Blowing Rock Woodworks has come a long way in six years. The business started in 2012 with John Northrup working in his garage making cutting boards and small wooden pieces. After selling a couple of live edge tables, the demand started to grow for more and more of these larger woodwork projects.
All of the work is done in Deep Gap with some of the finer pieces of wood put on display at the shop’s storefront on Aho Road in Blowing Rock.
“We get giant pieces of wood in and tailor them to what we think will sell the best, things like dining room tables, coffee tables, end tables and benches,” Williams said. “We have a few tables in our store and a lot of really neat stuff. If customers don’t see what they want here, we can then point them to our website.”
Williams says that they source their wood from West Penn Hardwoods in Hickory.
“Our locally sourced American Walnut wood normally comes from Kentucky, Ohio and West Virginia. We’ll get a lot of exotic stuff too from Mexico, Brazil and Costa Rica,” Williams added.
With the unveiling of the new website also comes a new way of how Blowing Rock Woodworks has been handling its workload.
“We realized that instead of taking so many inquiries on what people want, how about we just build things nonstop and build a lot of really beautiful pieces,” said Williams. “If you build it, people will buy it. If someone comes to our showroom and can touch it, feel it and see it, they just buy it then.”

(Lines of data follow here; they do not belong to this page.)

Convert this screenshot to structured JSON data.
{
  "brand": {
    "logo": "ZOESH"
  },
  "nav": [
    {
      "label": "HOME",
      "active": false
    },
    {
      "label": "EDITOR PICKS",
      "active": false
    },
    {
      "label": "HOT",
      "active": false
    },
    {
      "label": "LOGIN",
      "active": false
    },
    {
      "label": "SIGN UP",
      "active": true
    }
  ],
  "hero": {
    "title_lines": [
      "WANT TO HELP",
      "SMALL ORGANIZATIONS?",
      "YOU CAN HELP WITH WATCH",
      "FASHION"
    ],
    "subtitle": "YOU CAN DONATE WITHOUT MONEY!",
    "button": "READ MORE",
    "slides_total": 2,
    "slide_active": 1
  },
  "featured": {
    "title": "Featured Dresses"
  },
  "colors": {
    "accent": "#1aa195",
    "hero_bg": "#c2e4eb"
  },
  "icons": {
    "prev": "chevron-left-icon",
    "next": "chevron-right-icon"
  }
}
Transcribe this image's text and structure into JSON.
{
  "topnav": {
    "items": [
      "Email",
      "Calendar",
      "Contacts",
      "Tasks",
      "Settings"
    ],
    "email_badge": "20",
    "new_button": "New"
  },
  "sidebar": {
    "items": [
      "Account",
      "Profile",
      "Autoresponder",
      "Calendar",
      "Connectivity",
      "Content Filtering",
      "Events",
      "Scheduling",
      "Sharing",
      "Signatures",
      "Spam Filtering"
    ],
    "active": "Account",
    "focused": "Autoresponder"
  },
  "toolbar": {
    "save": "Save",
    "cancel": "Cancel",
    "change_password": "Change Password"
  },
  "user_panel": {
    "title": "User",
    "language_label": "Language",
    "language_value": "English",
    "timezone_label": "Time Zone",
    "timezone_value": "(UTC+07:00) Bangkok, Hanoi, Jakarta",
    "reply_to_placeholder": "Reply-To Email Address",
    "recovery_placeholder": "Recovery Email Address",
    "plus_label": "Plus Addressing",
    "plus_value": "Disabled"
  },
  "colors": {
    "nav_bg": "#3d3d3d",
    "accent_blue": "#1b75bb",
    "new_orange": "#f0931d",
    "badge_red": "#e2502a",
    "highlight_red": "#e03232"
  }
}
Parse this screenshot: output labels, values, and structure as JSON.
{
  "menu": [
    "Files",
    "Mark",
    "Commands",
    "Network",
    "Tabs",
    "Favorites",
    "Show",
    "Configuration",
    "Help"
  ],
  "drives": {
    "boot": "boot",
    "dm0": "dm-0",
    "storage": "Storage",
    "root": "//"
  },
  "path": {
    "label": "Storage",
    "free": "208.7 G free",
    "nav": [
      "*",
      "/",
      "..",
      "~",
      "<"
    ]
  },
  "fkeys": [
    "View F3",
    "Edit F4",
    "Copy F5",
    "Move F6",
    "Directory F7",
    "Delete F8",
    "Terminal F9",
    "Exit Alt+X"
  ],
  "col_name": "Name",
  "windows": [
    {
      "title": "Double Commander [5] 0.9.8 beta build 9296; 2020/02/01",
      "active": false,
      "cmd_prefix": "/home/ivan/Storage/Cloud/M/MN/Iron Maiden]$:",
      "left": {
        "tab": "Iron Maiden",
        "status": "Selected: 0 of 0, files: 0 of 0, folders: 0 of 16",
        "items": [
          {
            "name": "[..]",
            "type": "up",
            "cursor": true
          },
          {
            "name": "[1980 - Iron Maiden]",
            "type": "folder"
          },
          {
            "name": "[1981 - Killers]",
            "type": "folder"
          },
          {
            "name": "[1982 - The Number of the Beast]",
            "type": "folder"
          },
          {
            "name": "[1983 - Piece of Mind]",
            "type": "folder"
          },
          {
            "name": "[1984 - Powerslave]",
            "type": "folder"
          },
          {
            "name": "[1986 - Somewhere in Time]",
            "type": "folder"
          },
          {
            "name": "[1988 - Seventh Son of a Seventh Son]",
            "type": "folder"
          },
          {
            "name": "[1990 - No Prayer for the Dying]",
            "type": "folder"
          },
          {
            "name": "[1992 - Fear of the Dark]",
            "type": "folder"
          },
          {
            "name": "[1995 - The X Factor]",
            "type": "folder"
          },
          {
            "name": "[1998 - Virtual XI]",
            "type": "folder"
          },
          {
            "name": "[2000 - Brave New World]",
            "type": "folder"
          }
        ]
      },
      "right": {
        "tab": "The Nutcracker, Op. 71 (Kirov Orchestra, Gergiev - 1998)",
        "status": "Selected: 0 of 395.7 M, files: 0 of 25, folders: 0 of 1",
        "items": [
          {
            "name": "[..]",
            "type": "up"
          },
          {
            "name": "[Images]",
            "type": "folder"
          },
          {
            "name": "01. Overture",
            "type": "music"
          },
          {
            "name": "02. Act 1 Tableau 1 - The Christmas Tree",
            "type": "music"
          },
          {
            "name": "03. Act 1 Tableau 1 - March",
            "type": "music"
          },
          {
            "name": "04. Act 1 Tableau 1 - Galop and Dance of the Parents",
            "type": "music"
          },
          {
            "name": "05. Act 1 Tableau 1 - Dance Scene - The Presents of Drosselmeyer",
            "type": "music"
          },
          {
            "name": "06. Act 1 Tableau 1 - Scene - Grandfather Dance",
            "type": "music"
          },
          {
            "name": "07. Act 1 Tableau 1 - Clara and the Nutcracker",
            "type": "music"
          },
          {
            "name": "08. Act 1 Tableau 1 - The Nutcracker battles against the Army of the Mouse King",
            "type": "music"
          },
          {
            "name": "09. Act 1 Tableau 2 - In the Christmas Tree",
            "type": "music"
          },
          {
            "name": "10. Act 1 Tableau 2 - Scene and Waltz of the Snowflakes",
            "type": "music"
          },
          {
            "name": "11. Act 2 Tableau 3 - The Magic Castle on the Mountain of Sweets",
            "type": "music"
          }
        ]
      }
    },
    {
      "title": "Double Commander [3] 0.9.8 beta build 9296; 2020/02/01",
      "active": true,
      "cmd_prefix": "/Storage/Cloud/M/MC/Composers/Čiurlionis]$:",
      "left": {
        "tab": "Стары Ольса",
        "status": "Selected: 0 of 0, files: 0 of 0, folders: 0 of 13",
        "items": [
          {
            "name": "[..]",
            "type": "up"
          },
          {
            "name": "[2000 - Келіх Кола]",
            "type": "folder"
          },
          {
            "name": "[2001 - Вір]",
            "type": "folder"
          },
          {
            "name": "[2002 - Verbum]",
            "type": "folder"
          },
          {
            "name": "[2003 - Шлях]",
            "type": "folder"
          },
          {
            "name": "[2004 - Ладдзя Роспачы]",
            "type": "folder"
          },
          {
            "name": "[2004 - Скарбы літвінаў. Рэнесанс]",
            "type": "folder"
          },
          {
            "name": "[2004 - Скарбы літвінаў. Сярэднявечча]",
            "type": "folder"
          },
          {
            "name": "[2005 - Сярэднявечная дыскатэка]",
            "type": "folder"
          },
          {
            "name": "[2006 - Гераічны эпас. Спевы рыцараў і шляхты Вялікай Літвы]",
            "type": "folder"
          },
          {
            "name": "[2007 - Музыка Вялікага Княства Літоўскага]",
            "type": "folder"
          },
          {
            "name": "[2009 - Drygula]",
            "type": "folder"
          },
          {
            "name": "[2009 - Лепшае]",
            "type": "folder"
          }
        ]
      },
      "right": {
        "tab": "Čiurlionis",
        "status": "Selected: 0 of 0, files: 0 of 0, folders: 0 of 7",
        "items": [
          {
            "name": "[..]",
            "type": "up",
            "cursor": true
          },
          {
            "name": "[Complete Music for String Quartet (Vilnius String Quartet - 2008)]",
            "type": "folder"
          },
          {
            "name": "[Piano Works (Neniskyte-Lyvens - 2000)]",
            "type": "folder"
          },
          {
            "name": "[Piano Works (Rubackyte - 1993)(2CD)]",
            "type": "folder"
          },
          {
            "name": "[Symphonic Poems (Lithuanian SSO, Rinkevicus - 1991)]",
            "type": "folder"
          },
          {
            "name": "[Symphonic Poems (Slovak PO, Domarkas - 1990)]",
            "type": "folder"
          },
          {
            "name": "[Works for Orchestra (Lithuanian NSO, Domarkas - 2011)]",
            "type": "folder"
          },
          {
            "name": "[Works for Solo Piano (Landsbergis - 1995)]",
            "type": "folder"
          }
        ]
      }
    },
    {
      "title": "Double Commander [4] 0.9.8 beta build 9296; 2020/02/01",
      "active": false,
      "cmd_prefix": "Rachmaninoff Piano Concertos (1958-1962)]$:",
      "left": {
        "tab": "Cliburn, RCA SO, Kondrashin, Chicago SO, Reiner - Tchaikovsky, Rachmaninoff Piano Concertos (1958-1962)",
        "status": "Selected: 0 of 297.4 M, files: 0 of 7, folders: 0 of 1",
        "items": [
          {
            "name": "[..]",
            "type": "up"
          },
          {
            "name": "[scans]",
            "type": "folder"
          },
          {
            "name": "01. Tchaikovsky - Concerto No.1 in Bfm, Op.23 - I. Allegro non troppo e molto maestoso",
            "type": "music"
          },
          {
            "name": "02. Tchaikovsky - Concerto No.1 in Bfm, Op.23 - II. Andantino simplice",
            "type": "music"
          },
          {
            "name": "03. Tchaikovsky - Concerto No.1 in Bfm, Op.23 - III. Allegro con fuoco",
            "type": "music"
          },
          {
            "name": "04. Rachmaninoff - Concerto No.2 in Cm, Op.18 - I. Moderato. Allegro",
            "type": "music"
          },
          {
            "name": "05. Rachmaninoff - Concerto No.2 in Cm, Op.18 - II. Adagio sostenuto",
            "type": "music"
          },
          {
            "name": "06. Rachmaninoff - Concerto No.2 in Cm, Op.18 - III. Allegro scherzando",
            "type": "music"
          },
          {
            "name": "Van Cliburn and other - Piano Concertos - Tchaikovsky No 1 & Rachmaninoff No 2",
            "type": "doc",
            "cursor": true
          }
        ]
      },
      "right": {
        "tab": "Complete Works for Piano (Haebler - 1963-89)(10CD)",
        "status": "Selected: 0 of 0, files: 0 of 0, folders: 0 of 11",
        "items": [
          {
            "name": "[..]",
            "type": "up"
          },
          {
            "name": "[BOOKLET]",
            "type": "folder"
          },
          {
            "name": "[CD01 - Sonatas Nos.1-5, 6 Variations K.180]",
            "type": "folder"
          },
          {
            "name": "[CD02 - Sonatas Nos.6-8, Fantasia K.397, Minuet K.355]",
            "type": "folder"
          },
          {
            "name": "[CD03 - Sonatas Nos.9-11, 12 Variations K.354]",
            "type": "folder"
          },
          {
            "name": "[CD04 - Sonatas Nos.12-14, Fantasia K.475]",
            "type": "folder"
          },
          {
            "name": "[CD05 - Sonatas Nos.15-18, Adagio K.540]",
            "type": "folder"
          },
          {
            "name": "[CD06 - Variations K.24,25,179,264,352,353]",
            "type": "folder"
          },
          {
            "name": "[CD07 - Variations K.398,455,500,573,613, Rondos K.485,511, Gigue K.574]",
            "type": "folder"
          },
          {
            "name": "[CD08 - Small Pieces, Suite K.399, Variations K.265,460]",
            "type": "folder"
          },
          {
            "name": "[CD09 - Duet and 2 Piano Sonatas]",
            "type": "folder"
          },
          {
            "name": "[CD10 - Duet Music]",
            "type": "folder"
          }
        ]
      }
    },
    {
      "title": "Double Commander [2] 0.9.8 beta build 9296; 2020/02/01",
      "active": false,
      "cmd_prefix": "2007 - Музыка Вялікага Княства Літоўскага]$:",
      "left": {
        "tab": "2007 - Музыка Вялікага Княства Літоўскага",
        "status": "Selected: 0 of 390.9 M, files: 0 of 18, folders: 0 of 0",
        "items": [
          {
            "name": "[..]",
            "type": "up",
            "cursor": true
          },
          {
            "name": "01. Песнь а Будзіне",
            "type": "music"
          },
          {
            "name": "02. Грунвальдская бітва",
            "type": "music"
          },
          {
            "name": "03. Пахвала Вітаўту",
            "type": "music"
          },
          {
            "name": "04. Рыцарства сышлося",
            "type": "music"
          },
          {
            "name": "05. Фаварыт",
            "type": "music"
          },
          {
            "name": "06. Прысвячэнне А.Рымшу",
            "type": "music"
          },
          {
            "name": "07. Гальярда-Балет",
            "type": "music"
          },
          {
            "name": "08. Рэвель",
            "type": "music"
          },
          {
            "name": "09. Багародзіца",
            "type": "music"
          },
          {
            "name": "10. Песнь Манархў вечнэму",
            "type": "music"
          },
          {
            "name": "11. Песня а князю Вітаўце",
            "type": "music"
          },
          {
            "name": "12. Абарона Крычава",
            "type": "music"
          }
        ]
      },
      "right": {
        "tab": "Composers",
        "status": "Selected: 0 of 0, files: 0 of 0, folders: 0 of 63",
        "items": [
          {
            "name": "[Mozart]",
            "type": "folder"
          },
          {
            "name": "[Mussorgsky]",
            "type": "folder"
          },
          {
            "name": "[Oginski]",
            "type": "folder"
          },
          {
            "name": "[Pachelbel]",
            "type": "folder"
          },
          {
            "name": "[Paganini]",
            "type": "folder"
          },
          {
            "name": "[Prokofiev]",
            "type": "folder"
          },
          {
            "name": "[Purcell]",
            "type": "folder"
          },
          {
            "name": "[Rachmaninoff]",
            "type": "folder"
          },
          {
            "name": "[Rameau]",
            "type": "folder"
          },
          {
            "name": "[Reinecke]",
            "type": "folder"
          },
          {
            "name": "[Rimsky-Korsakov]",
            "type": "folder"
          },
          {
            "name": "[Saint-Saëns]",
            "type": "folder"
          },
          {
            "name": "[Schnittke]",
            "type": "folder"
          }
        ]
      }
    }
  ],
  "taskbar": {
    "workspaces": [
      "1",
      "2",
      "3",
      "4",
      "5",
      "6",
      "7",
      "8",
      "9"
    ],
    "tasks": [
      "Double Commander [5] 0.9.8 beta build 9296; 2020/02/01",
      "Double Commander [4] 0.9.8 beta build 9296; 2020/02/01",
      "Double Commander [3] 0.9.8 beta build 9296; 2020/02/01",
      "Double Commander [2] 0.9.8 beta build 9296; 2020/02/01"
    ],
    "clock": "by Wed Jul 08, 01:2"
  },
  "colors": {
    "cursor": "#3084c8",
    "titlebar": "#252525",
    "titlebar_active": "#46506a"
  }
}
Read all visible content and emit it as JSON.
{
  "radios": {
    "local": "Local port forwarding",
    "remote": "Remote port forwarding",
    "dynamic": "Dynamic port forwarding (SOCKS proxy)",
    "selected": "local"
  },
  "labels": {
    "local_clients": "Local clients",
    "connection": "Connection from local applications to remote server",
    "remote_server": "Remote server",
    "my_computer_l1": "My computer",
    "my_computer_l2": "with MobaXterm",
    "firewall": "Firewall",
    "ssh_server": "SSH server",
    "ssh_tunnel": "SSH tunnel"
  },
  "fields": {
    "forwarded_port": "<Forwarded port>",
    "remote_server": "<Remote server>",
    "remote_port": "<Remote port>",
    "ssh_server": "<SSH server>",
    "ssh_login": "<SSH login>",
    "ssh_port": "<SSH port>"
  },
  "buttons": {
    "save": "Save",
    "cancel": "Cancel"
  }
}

A lot of the woodwork projects that used to take up to a month to complete now take roughly half that amount of time with most projects taking about two weeks to complete, according to Williams.
Williams hopes that having a lot of items already built will alleviate some of the frustrations of trying to build a product solely based on someone else’s idea.
“It’s really hard to align a finished product with someone’s vision,” he said. “Hopefully customers will like what we build and they can see it in the showroom or in photos and videos. You get to see it as it is instead of what you think it might be.”
Overall, Williams hopes that the new direction that Blowing Rock Woodworks has taken will help the business continue to grow without scaring off any customers that like their one-of-a-kind pieces of wood.
You can check out their newly-designed website at www.blowingrockwoodworks.com.